Near the building’s entrance, a vehicle dropped off Cardinal Bernard Law, the former archbishop of Boston, who went directly inside. Cardinal Angelo Scola of Venice, energetic as always, jumped out of his car before it even stopped moving and began conferring with fellow Italians in the parking lot.
Those who walked were sometimes intercepted. Down near St. Peter’s Square, Portuguese Cardinal Jose Saraiva Martins, head of the Vatican’s saintmaking office, was sidelined by a stamp collector who asked him to autograph a recent commemorative series.
Inside the atrium of the hall, each cardinal was handed a red folder, which presumably contained a program and the text of the day’s main address on ecumenism by Cardinal Walter Kasper.
Old friends and colleagues greeted each other: Cardinal William J. Levada, the Vatican’s doctrinal chief and the former archbishop of San Francisco, conversed with Cardinal Roger Mahony of Los Angeles.
Polish Cardinal Stanislaw Dziwisz of Krakow was warmly welcomed by everyone in his path. I asked Cardinal Dziwisz how it felt to come back to the Vatican, where he had spent more than 26 years as secretary to Pope John Paul II. He paused a moment and said, “So many memories,” and then moved into the Synod Hall.

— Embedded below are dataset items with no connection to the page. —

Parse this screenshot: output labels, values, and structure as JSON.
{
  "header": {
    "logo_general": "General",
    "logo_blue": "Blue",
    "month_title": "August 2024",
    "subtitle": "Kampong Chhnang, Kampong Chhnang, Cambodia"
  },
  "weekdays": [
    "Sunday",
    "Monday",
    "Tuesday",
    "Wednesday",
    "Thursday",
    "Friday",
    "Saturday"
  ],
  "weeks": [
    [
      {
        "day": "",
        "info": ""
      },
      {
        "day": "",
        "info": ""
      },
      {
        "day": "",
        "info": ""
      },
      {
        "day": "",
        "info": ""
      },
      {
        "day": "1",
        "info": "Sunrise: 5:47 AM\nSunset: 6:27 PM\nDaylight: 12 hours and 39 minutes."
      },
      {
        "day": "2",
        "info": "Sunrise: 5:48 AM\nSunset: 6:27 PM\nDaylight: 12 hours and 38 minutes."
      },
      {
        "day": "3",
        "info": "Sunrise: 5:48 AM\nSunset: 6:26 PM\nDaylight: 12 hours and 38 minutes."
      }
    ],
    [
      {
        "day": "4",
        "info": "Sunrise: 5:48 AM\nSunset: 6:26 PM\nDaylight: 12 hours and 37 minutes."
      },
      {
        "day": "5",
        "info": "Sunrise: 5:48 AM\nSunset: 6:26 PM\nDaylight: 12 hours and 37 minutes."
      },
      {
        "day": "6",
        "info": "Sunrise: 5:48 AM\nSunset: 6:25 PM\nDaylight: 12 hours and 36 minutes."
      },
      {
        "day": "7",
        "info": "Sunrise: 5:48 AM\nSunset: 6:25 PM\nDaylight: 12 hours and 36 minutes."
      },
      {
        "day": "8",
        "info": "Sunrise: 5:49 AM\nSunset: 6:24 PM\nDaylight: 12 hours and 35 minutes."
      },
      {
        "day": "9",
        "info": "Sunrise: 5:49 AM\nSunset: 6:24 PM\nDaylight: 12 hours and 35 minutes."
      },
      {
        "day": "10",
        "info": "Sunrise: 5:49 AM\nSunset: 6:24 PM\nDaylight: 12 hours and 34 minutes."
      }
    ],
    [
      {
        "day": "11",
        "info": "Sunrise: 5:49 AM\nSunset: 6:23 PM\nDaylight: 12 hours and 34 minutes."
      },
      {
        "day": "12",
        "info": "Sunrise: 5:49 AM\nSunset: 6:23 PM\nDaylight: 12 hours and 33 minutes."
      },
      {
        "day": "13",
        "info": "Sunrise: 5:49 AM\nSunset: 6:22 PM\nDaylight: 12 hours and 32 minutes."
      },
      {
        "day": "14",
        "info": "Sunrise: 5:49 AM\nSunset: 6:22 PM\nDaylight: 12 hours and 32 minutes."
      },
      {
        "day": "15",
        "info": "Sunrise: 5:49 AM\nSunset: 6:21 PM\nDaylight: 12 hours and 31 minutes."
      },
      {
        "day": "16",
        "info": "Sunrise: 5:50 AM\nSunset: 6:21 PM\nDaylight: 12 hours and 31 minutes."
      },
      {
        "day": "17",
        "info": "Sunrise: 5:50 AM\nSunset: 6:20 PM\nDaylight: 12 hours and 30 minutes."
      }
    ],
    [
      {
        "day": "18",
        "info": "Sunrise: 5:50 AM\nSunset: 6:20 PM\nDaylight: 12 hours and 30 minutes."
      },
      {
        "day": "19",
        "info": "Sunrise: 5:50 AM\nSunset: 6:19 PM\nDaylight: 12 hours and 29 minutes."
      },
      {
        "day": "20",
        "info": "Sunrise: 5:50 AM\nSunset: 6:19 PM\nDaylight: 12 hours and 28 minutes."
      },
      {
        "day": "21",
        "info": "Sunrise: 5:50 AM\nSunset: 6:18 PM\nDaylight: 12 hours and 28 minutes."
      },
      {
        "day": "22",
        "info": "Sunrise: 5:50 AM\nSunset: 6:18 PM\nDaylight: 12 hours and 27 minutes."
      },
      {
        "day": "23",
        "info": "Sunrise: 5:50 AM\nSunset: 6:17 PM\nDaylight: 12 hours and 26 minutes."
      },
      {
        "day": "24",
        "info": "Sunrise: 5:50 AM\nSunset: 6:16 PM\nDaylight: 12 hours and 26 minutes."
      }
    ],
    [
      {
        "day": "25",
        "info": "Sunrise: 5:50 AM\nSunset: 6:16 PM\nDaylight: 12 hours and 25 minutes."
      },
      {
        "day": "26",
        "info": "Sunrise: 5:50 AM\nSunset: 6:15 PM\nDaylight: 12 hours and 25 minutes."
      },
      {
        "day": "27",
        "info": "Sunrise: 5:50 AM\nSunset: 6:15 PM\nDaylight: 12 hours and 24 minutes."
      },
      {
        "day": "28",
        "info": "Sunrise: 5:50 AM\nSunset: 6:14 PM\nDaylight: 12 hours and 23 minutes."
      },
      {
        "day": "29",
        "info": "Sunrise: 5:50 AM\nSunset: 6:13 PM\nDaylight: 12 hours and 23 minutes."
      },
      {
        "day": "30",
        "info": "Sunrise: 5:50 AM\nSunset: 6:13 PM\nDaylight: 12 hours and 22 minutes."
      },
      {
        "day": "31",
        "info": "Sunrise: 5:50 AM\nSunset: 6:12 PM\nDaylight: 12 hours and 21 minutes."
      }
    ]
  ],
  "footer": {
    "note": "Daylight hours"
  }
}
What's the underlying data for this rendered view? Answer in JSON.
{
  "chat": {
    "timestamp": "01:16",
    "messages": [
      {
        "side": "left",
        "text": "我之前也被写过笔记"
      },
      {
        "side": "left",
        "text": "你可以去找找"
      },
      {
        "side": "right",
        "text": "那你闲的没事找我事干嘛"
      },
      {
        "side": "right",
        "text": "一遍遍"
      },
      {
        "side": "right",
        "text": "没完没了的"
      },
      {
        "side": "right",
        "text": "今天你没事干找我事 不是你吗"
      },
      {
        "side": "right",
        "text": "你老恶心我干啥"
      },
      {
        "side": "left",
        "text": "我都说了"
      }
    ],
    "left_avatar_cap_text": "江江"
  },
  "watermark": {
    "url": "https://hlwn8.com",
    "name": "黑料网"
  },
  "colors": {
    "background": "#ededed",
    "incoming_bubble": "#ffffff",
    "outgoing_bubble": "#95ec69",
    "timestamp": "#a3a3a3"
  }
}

We counted 143 cardinals in the hall at the opening bell. Pope Benedict entered the room to applause and bowed his head for morning prayer. When it was over, Cardinal Angelo Sodano, the dean of the College of Cardinals, read a greeting to the pontiff and our reporting pool was ushered out. The business part of this assembly was closed-door.
Before leaving I took a last glance at the room. The pope sat in the center of the dais, at a place that was furnished with a microphone, three monitors, a telephone, a water bottle and his own red folder.
Up against one wall, the translators were already working in their booths.
To the pope’s left, the cardinals-to-be were seated in a group. I noticed that Cardinal-designate Foley was in the front row.